Rubbish Guilt
My sons have been home schooled all their short lives. This year they both started high school in what is as close to a real school as they have ever seen, a cooperative home school. It’s a first for our boys and a reminder for me of how woefully out of touch I am with the fate of America’s trash.
I teach a class at the school. The class is somewhat open ended. It was suggested to me that perhaps a recycling project would be instructive to my charges.
Fearing I would find myself correcting garbage journals, leading a field trip to a local dumpster or making chewing gum sculpture, I demurred. I mumbled something about wasted resources and silently hoped I’d be asked to teach something more in line with my talents, like beer drinking or pistol shooting.
That was a Friday. After class we cleaned up the room, swept, straightened, dusted. Everyone left. The only thing left to do was take out the trash. That’s when I noticed it. I was teaching in a trash shrine.
There were more waste baskets in the room than students in my class. I had two sets of three bins plus the can in the can. Two in each set of three were marked for paper and plastic. The third one was unlabeled but looked like it was for gum, broken pencils and Cheeze-its.
Clueless as to proper rubbish procedure, but unwilling to leave the mess festering in the room over the weekend, I chose to ignore the future of the planet. In an act of rubbish sacrilege I whipped them all into a single bag, put new bags into the empty containers and went looking for the dumpster.
Consumed with guilt, I skulked down the back stairs with a tell-tale single bag of trash. The dumpster was eight feet outside the fence. The gate was locked. Was this a test? I looked quickly around. Clear. I flung the bag toward the yawning mouth of the empty green container.
Always solid under pressure, I missed by three feet. The bag skidded into the middle of the road. A couple sitting on the porch across the street scowled at me like I’d kicked their dog.
I felt like a one man Mobro 4000, trapped in a trash disposal nightmare. For those of you who don’t remember the Mobro, it was the now famous garbage barge that in 1987 journeyed from New York to Belize and back looking for a place to dump some 300 tons of New York’s garbage. I seem to recall that Key West’s Mount Trashmore was briefly considered as a haven for Mobro’s load, but I may be mistaken about that.

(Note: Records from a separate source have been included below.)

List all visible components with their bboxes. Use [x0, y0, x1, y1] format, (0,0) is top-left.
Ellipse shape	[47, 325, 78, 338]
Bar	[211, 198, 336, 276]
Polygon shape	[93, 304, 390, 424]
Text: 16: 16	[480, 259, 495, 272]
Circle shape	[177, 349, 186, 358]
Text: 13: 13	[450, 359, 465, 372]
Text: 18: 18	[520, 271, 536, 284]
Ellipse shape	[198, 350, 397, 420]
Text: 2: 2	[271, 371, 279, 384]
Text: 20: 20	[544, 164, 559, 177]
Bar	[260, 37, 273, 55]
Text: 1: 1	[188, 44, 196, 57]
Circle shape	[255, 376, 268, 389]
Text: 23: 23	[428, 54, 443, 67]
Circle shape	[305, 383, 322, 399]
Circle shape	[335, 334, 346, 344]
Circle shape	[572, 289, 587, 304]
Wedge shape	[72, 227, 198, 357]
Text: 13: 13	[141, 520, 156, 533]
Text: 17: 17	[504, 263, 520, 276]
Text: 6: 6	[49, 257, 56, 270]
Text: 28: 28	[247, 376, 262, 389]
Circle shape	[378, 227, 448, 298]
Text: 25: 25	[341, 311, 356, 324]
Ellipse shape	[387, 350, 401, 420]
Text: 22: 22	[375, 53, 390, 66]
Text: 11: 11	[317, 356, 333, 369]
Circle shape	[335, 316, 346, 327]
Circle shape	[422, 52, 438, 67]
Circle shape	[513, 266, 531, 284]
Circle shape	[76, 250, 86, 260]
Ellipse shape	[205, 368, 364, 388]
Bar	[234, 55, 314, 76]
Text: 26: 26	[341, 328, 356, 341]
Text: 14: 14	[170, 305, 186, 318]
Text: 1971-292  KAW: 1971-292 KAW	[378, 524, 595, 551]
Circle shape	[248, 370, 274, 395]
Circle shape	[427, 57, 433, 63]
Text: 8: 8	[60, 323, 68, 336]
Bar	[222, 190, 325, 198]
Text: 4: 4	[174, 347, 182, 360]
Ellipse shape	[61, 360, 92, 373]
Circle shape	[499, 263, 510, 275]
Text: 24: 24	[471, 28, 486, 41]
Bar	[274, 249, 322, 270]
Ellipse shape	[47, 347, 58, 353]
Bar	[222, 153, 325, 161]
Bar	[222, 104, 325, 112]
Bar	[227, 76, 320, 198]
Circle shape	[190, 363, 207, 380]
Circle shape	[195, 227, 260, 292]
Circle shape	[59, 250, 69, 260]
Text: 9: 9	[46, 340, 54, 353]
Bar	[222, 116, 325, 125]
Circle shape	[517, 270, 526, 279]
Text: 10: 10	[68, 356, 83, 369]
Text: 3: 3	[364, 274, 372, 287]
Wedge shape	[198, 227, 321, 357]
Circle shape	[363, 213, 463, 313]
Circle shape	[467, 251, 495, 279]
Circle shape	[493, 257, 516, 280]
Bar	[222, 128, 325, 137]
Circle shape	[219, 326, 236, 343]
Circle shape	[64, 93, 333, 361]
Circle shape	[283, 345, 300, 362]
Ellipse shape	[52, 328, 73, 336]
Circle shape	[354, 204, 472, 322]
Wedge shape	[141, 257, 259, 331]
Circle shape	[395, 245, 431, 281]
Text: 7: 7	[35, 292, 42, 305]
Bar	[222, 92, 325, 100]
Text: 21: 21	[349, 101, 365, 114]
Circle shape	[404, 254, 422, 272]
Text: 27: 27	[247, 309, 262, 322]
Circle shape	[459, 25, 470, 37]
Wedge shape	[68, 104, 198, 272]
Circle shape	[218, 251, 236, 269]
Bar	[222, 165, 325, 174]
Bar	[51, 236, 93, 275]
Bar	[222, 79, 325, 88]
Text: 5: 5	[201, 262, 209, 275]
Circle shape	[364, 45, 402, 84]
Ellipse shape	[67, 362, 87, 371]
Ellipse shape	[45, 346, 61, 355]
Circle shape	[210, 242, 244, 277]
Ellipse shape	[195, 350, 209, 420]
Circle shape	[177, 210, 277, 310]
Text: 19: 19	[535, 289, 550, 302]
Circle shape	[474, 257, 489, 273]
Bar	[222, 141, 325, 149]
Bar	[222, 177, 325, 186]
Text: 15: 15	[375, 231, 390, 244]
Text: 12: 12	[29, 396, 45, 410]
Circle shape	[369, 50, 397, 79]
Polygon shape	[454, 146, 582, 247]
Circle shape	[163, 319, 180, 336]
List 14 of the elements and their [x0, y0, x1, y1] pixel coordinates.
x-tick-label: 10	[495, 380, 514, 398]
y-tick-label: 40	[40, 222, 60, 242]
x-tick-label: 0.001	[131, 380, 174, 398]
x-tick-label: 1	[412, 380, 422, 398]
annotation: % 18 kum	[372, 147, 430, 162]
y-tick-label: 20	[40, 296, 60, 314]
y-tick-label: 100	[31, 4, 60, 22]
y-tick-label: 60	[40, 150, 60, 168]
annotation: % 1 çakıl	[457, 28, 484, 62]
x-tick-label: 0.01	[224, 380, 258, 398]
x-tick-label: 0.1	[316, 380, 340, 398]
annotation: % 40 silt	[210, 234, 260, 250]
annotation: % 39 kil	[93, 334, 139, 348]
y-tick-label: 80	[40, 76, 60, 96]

Mobro’s voyage was a recycling project gone bad. Two trash entrepreneurs, one a Long Island mobster, planned to convert the garbage to methane at a fantastic profit. The project never recovered from rumors of medical waste on board. Rejected by its first destination in the Carolinas the barge wandered for months forlornly seeking a place to dump its ever softening cargo.
It ended up back in Brooklyn. They burned the garbage and buried the ashes in the town of Islip where most of it had originated. Staring at the bag I had just hurled into the street I knew what they must have felt like in Brooklyn. Like the Mobro, I drove around the block to retrieve my errant toss.
The Mobro incident began America’s almost religious mania for monkeying around with our trash. The EPA led the charge. The press followed blindly in a furious assault on improperly handled trash. When the politicians finally piled on, the project was doomed to become the appalling boondoggle it is today.
Municipal and state recycling is a huge waste of resources. The only beneficiaries are recycling contractors and politicians. It doesn’t help future generations, because it squanders today’s resources for no economic benefit. All the trash that can be efficiently recycled always has been and always will be. Anything that only a government agency will recycle at a financial loss represents a waste of human effort and resources. Most recycled waste falls into that category.
The true trash, the stuff no more useful than a Senator, is much more expensive to reuse than it is to bury. But with politicians involved a project doesn’t have to make sense. If the idea has a warm green feel to it, and is a proven vote getter, we can make it mandatory, or at least quietly subsidize it.
The other day one of my boys asked me how people decided what the price of a thing should be. I told him that the price of anything is a number that represents all the work, time, and resources that were used to make that thing. Recycled goods are more expensive than regular goods because they require more resources to make.
The difference between the price of recycled goods and regular goods is a donation we make at the Church of Our Lady of Environmental Correctness. If we have rubbish guilt to assuage there is certainly nothing wrong with lighting a candle. But if we are interested in saving the planet, we would do better to use its resources as efficiently as we can.